The UK Holocaust Memorial was first announced on Holocaust Memorial Day, 27 January 2016. The project's two-stage competition launched in September 2016 and in January 2017 a list of ten shortlisted teams was announced. According to Malcolm Reading Consultants, which managed the competition, the "jury met in September 2017 to interview the shortlist, and unanimously selected the team led by Adjaye Associates and Ron Arad Architects as the winner of the competition."

Image: Adjaye Associates and Ron Arad Architects

Planned for the Victoria Tower Gardens alongside the Houses of Parliament and adjacent to the River Thames, the UK Holocaust Memorial is made up of two parts: an above-grade memorial with landscape, and a below-grade Learning Centre, "which will advance Holocaust education across the United Kingdom and help visitors develop a deeper understanding of how societal breakdown can, in the worst cases, lead to genocide." Although present in the shortlisted and winning designs, the Learning Centre "will be taken forward subject to technical, financial, planning or other constraints."

Image: Adjaye Associates and Ron Arad Architects

The description of the winning team of Adjaye Associates and Ron Arad Architects with Gustafson Porter + Bowman, Plan A and DHA Designs:

We have approached the National Holocaust Memorial and Learning Centre as an opportunity to unearth the complexity of the Holocaust story, which we see as a series of layers that have become hidden by time. Our proposal aims to reveal these layers not through a static symbol commemorating the past, but through an organic living monument that evolves over time, capable of both affecting and being affected by its users.

Image: Adjaye Associates and Ron Arad Architects

Furthermore:

Our design integrates Learning Centre, Memorial and landscape into a multifaceted holistic sensorial and emotive journey. Through a careful sequencing of highly immersive spaces that intentionally juxtapose moments of solitary engagement with moments of collective gathering, our design envelops the visitor in the physical, intellectual and emotional experience of the Holocaust trauma. In so doing, we have resisted traditional notions of dictation in favour of encouraging visitors to draw personal meaning and purpose out of tragedy.

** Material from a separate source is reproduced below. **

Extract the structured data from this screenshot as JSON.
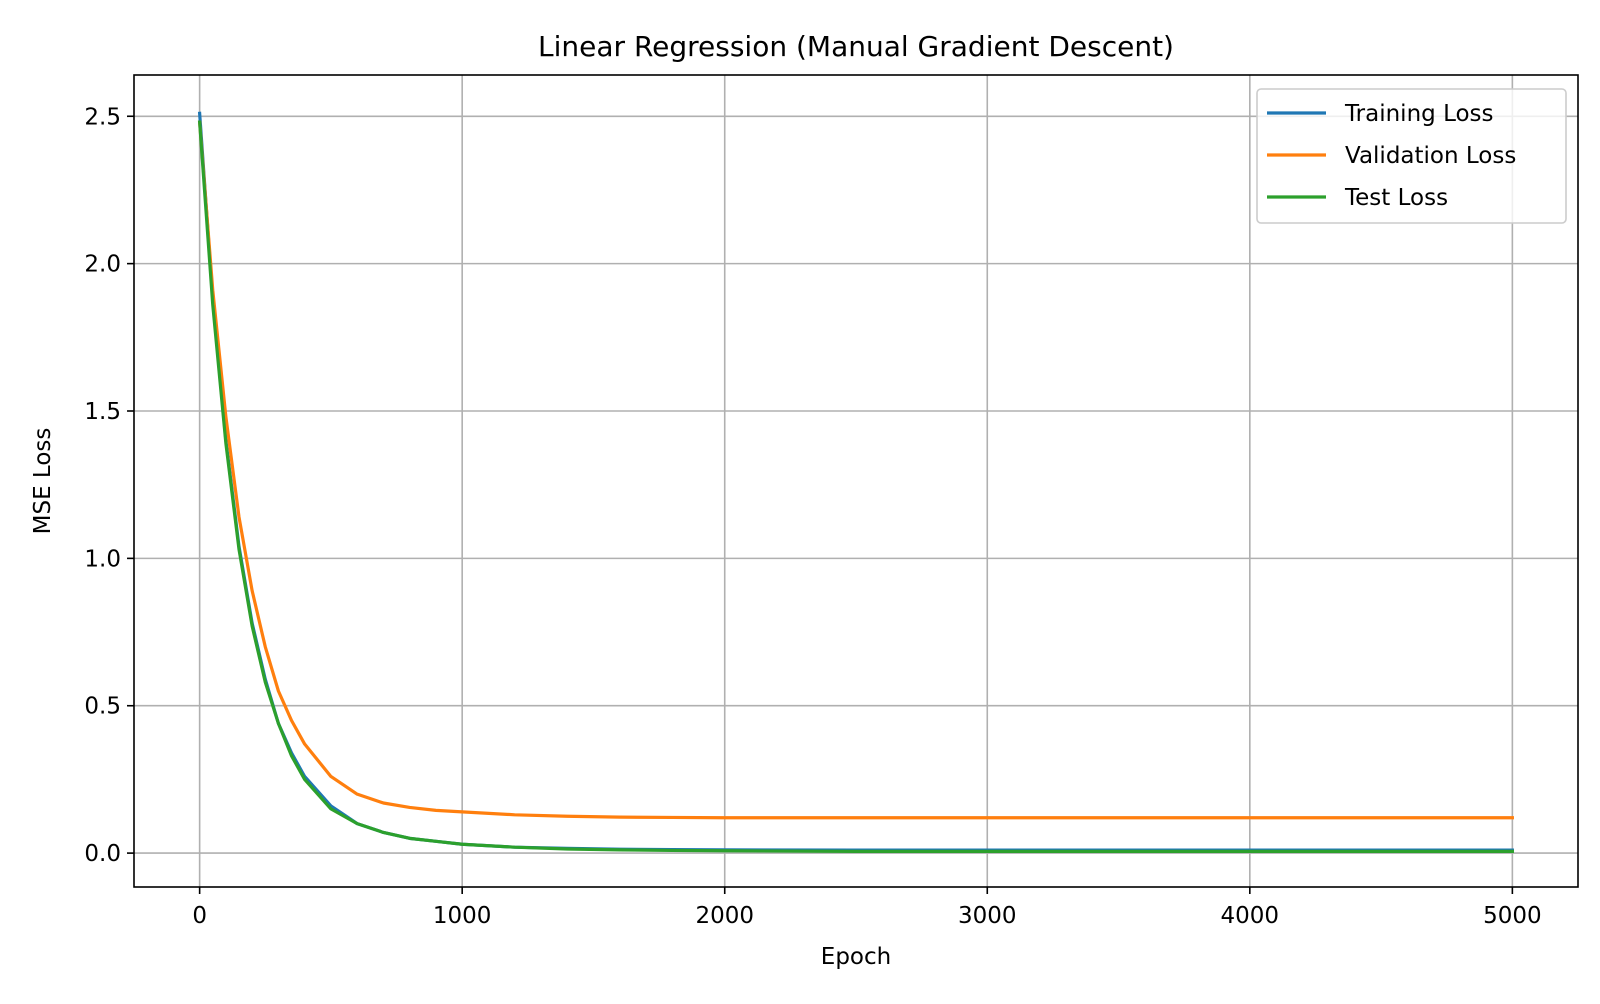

Image: Adjaye Associates and Ron Arad Architects

According to Malcolm Reading Consultants, the jury praised "the winning team’s proposal to create 'a living place, not just a monument to something of the past' and the desire to create an immersive journey for the visitor who would enter a Memorial embedded in the land." Additionally, the jury commended the design's ability to resolve an essential challenge of the brief: "being visually arresting ('highly visible from near and far') yet showing sensitivity to its location and context."

Image: Adjaye Associates and Ron Arad Architects

Next steps include further development through discussion with Holocaust experts, survivors and other victim groups, and local residents, Westminster City Council, Historic England, Royal Parks and other statutory consultees. The UK Government has committed £50 million toward the creation of the Memorial and running the Learning Centre, though the United Kingdom Holocaust Memorial Foundation will be working closely with other organizations and experts on the contents and approach of the Learning Centre.